À l’issue des débats et de ses conclusions du 28 juillet 2020, auxquelles il est expressément référé pour un plus ample exposé des moyens et prétentions, la SELARL MJ ALPES demande à la cour de :

— LUI DONNER ACTE de ce qu’elle intervient à l’instance en cours en sa qualité de commissaire à l’exécution du plan de la SARL CAR SYSTEM RÉPARATIONS ;

— LUI DONNER ACTE de ce qu’elle s’associe aux conclusions précédemment prises par la SARL

CAR SYSTEM RÉPARATIONS, signifiées le 11 juin 2018 ;

L’UNEDIC délégation AGS CGEA D’ANNECY s’en est remise à des conclusions transmises le 12 mars 2020 et entend voir':

— ÊTRE MISE hors de cause ;

À titre subsidiaire :

— CONSTATER que, la SARL CAR SYSTEM RÉPARATIONS ayant fait l’objet d’un plan de sauvegarde le 25 février 2020, sa présence dans le cadre de la présente procédure est d’autant moins justifiée et, par conséquent, la mettre de plus fort purement et simplement hors de cause ;

— LUI DONNER ACTE de ce qu’elle fait expressément assomption de cause avec la SARL CAR SYSTEM RÉPARATIONS, la SELARL MJ ALPES et la SELARL AJ PARTENAIRES, ès-qualités, en ce que ceux-ci concluent ' par des motifs pertinents ' à la réformation du jugement entrepris et au débouté intégral de Monsieur B X

Encore plus subsidiairement :

— DIRE ET JUGER qu’il ne pourra être prononcé de condamnations à son encontre mais que la décision à intervenir lui sera seulement déclarée opposable, étant attraite en la cause sur le fondement de l’article L. 625-3 du code de commerce ;

— DIRE ET JUGER qu’une créance éventuelle sur le fondement de l’article 700 du code de procédure civile ne constitue pas une créance découlant du contrat de travail et, partant, se situe hors le champ de sa garantie, ce conformément aux dispositions de l’article L. 3253-6 du code du travail ;

— DIRE ET JUGER qu’elle ne devra procéder à l’avance des créances visées par les articles L. 3253-6 à L. 3253-13 du code du travail que dans les termes et les conditions résultant des dispositions des articles L. 3253-19 à L. 3253-21 du code du travail ;

— DIRE ET JUGER qu’en application de l’article L. 3253-17 du code du travail tel que modifié par la loi n° 2016-1917 du 29 décembre 2016, sa garantie est plafonnée, toutes sommes et créances avancées pour le compte du salarié confondues, à l’un des trois plafonds définis à l’article D. 3253-5 du code du travail, et inclut les cotisations et contributions sociales et salariales d’origine légale ou d’origine conventionnelle imposée par la loi ainsi que la retenue à la source prévue à l’article 204 A du code général des impôts ;

— DIRE ET JUGER, par conséquent, que les plafonds définis à l’article D. 3253-5 du code du travail s’entendent en montants bruts ;

— DIRE ET JUGER que l’obligation de faire l’avance de la somme à laquelle serait évalué le montant total des créances garanties, compte tenu du plafond applicable, ne pourra s’exécuter que sur présentation d’un relevé par mandataire judiciaire et justification par celui-ci de l’absence de fonds disponibles entre ses mains pour procéder à leur paiement, les intérêts légaux étant arrêtés au jour du jugement déclaratif ;

— LA DÉCHARGER de tous dépens.

MOYENS :

La SARL CAR SYSTEM RÉPARATIONS expose, dans ses conclusions, ne pas être un garage de réparation automobile classique mais un centre esthétique automobile.

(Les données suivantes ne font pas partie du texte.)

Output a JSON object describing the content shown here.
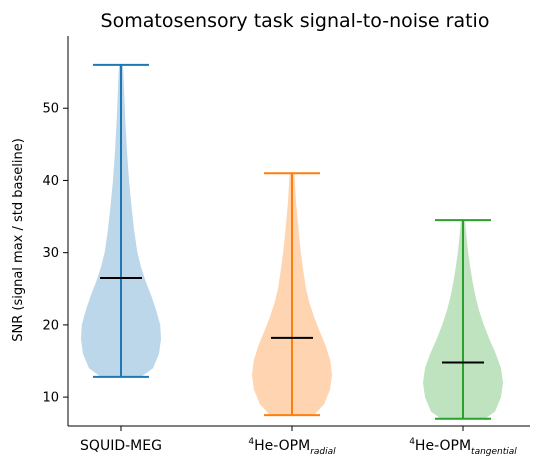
{
  "chart_data": {
    "type": "violin",
    "title": "Somatosensory task signal-to-noise ratio",
    "ylabel": "SNR (signal max / std baseline)",
    "xlabel": "",
    "ylim": [
      6,
      60
    ],
    "yticks": [
      10,
      20,
      30,
      40,
      50
    ],
    "grid": false,
    "categories": [
      {
        "base": "SQUID-MEG",
        "sup": "",
        "sub": ""
      },
      {
        "base": "He-OPM",
        "sup": "4",
        "sub": "radial"
      },
      {
        "base": "He-OPM",
        "sup": "4",
        "sub": "tangential"
      }
    ],
    "series": [
      {
        "min": 12.8,
        "max": 56.0,
        "median": 26.5,
        "color": "#1f77b4",
        "fill": "#bcd6ea",
        "density": [
          [
            12.8,
            0.5
          ],
          [
            14,
            0.8
          ],
          [
            16,
            0.95
          ],
          [
            18,
            1.0
          ],
          [
            20,
            0.98
          ],
          [
            22,
            0.88
          ],
          [
            24,
            0.76
          ],
          [
            26,
            0.62
          ],
          [
            28,
            0.5
          ],
          [
            30,
            0.41
          ],
          [
            33,
            0.33
          ],
          [
            36,
            0.27
          ],
          [
            40,
            0.2
          ],
          [
            44,
            0.15
          ],
          [
            48,
            0.11
          ],
          [
            52,
            0.08
          ],
          [
            56,
            0.05
          ]
        ]
      },
      {
        "min": 7.5,
        "max": 41.0,
        "median": 18.2,
        "color": "#ff7f0e",
        "fill": "#ffd4b0",
        "density": [
          [
            7.5,
            0.55
          ],
          [
            9,
            0.8
          ],
          [
            11,
            0.95
          ],
          [
            13,
            1.0
          ],
          [
            15,
            0.96
          ],
          [
            17,
            0.85
          ],
          [
            19,
            0.7
          ],
          [
            21,
            0.56
          ],
          [
            23,
            0.44
          ],
          [
            25,
            0.35
          ],
          [
            28,
            0.27
          ],
          [
            31,
            0.2
          ],
          [
            34,
            0.15
          ],
          [
            37,
            0.1
          ],
          [
            41,
            0.06
          ]
        ]
      },
      {
        "min": 7.0,
        "max": 34.5,
        "median": 14.8,
        "color": "#2ca02c",
        "fill": "#bfe2bf",
        "density": [
          [
            7.0,
            0.55
          ],
          [
            8,
            0.8
          ],
          [
            10,
            0.95
          ],
          [
            12,
            1.0
          ],
          [
            14,
            0.95
          ],
          [
            16,
            0.82
          ],
          [
            18,
            0.66
          ],
          [
            20,
            0.52
          ],
          [
            22,
            0.4
          ],
          [
            24,
            0.31
          ],
          [
            26,
            0.24
          ],
          [
            28,
            0.18
          ],
          [
            30,
            0.13
          ],
          [
            32,
            0.09
          ],
          [
            34.5,
            0.05
          ]
        ]
      }
    ]
  }
}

- Sur la demande de dommages-intérêts au titre de l’exécution déloyale :

La SARL CAR SYSTEM RÉPARATIONS soutient que Monsieur B X n’aurait jamais évoqué le moindre besoin de formation en peinture et que, s’il avait été choisi, c’est en raison notamment de sa formation CQP carrossier-peintre et de ses compétences en peinture.

Aussi, la société expose que dans le cadre de la préparation opérationnelle à l’emploi, la formation de Monsieur B X s’opérait sur les activités de débosselage sans peinture et rénovation.

Par ailleurs, la société soutient que le conseil de prud’hommes a motivé l’attribution de la somme de 1000 € sur le motif que les propos tenus dans la lettre de licenciement auraient été vexatoires alors même que Monsieur B X n’a jamais soutenu l’argument de la rupture vexatoire et brutale pour étayer cette demande. En outre, il faut, selon la société, justifier d’un préjudice distinct du licenciement.

Monsieur B X explique avoir été victime d’une exécution fautive de son contrat de travail, la société ne l’ayant pas formé pour lui reprocher, ensuite, ses propres négligences en matière de formation.

Monsieur B X expose, en outre, qu’aucun salarié n’était affecté à sa formation, et que les explications de la SARL CAR SYSTEM RÉPARATIONS visant à faire croire que c’était le gérant qui aurait dispensé la formation, alors qu’il n’est pas même titulaire d’un CAP, ne sont pas sérieuses.

De même, Monsieur X fait valoir que Monsieur Y, autre salarié prétendument responsable de la formation, a avoué lui-même n’avoir donné que de simples conseils.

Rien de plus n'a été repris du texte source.